Août 2012, Borja. Dans cette petite ville paisible du nord-est de l’Espagne, une octogénaire pleine de belles ambitions pour le patrimoine artistique de sa bourgade prend une grande résolution : restaurer ‘L’Ecce homo’ de son église locale. Peint par Elías García Martínez dans les années 1910, le délicat Christ à la couronne d’épines a été gravement détérioré avec le temps et, a priori, un petit coup de peinture fraîche ne devrait pas lui faire de mal. Enfin, a priori...

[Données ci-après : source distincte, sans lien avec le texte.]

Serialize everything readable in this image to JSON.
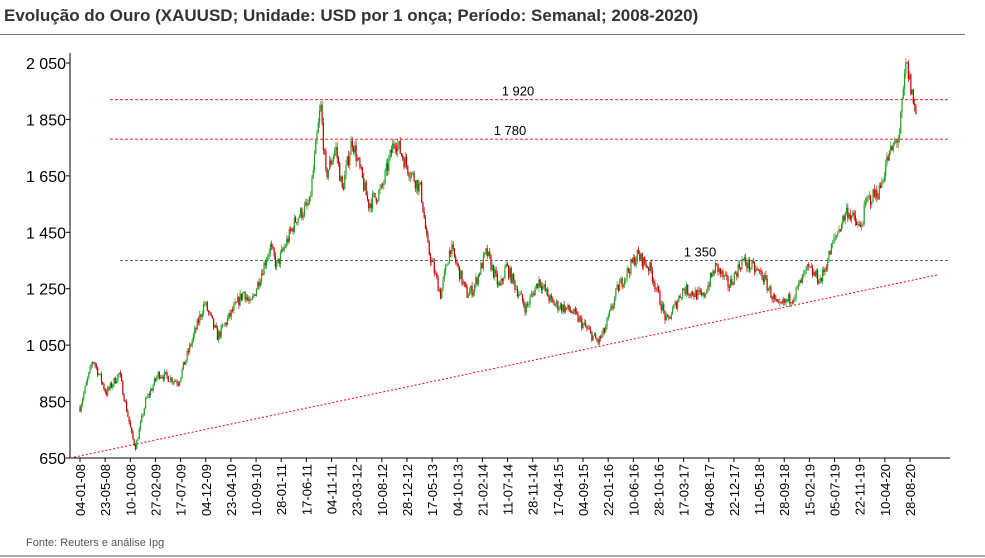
{
  "chart_data": {
    "type": "candlestick",
    "title": "Evolução do Ouro (XAUUSD;  Unidade: USD por 1 onça; Período: Semanal;  2008-2020)",
    "source": "Fonte: Reuters e análise Ipg",
    "ylim": [
      650,
      2050
    ],
    "yticks": [
      {
        "v": 650,
        "label": "650"
      },
      {
        "v": 850,
        "label": "850"
      },
      {
        "v": 1050,
        "label": "1 050"
      },
      {
        "v": 1250,
        "label": "1 250"
      },
      {
        "v": 1450,
        "label": "1 450"
      },
      {
        "v": 1650,
        "label": "1 650"
      },
      {
        "v": 1850,
        "label": "1 850"
      },
      {
        "v": 2050,
        "label": "2 050"
      }
    ],
    "xlabels": [
      "04-01-08",
      "23-05-08",
      "10-10-08",
      "27-02-09",
      "17-07-09",
      "04-12-09",
      "23-04-10",
      "10-09-10",
      "28-01-11",
      "17-06-11",
      "04-11-11",
      "23-03-12",
      "10-08-12",
      "28-12-12",
      "17-05-13",
      "04-10-13",
      "21-02-14",
      "11-07-14",
      "28-11-14",
      "17-04-15",
      "04-09-15",
      "22-01-16",
      "10-06-16",
      "28-10-16",
      "17-03-17",
      "04-08-17",
      "22-12-17",
      "11-05-18",
      "28-09-18",
      "15-02-19",
      "05-07-19",
      "22-11-19",
      "10-04-20",
      "28-08-20"
    ],
    "xrange_years": [
      2008.0,
      2020.66
    ],
    "price_path": [
      [
        2008.0,
        830
      ],
      [
        2008.2,
        1000
      ],
      [
        2008.4,
        880
      ],
      [
        2008.6,
        950
      ],
      [
        2008.8,
        720
      ],
      [
        2008.85,
        690
      ],
      [
        2009.0,
        850
      ],
      [
        2009.2,
        950
      ],
      [
        2009.5,
        920
      ],
      [
        2009.9,
        1200
      ],
      [
        2010.1,
        1080
      ],
      [
        2010.5,
        1240
      ],
      [
        2010.6,
        1190
      ],
      [
        2010.9,
        1400
      ],
      [
        2011.0,
        1330
      ],
      [
        2011.3,
        1500
      ],
      [
        2011.5,
        1550
      ],
      [
        2011.67,
        1900
      ],
      [
        2011.75,
        1650
      ],
      [
        2011.9,
        1750
      ],
      [
        2012.0,
        1600
      ],
      [
        2012.15,
        1780
      ],
      [
        2012.4,
        1550
      ],
      [
        2012.6,
        1600
      ],
      [
        2012.8,
        1780
      ],
      [
        2013.0,
        1680
      ],
      [
        2013.2,
        1600
      ],
      [
        2013.3,
        1400
      ],
      [
        2013.5,
        1230
      ],
      [
        2013.65,
        1400
      ],
      [
        2013.9,
        1230
      ],
      [
        2014.0,
        1250
      ],
      [
        2014.2,
        1380
      ],
      [
        2014.4,
        1250
      ],
      [
        2014.5,
        1330
      ],
      [
        2014.8,
        1180
      ],
      [
        2015.0,
        1280
      ],
      [
        2015.2,
        1200
      ],
      [
        2015.5,
        1170
      ],
      [
        2015.9,
        1060
      ],
      [
        2016.0,
        1100
      ],
      [
        2016.2,
        1250
      ],
      [
        2016.5,
        1370
      ],
      [
        2016.7,
        1320
      ],
      [
        2016.95,
        1130
      ],
      [
        2017.2,
        1250
      ],
      [
        2017.5,
        1220
      ],
      [
        2017.7,
        1330
      ],
      [
        2017.9,
        1260
      ],
      [
        2018.1,
        1350
      ],
      [
        2018.4,
        1300
      ],
      [
        2018.65,
        1180
      ],
      [
        2018.9,
        1230
      ],
      [
        2019.1,
        1320
      ],
      [
        2019.3,
        1280
      ],
      [
        2019.5,
        1420
      ],
      [
        2019.7,
        1530
      ],
      [
        2019.9,
        1460
      ],
      [
        2020.0,
        1560
      ],
      [
        2020.2,
        1600
      ],
      [
        2020.3,
        1700
      ],
      [
        2020.5,
        1800
      ],
      [
        2020.6,
        2050
      ],
      [
        2020.7,
        1930
      ],
      [
        2020.75,
        1870
      ]
    ],
    "levels": [
      {
        "value": 1920,
        "label": "1 920",
        "color": "#ff0000"
      },
      {
        "value": 1780,
        "label": "1 780",
        "color": "#ff0000"
      },
      {
        "value": 1350,
        "label": "1 350",
        "color": "#333333"
      }
    ],
    "trendline": {
      "from": [
        2007.85,
        650
      ],
      "to": [
        2021.1,
        1300
      ],
      "color": "#ff0000"
    },
    "colors": {
      "up": "#22a022",
      "down": "#c00000"
    }
  }
}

Manque de pot, mamie n’a pas le coup de pinceau d’un Michel-Ange. « Audacieuse », sa restauration (« déstauration ? ») transforme radicalement l’original : les traits raffinés du visage peint par García Martínez ont été remplacés par d’épaisses tartinades de peinture brunâtre, la fine chevelure par une sorte de cagoule en poils de macaque. Les conservateurs du patrimoine crient au scandale et l’image fait le tour du Web : bien qu’elle ait fait la notoriété de son village et gagné les faveurs d'une maigre portion du public, la « défiguration » de Borja reste sans aucun doute l’un des plus croustillants – et catastrophiques – fiascos du genre.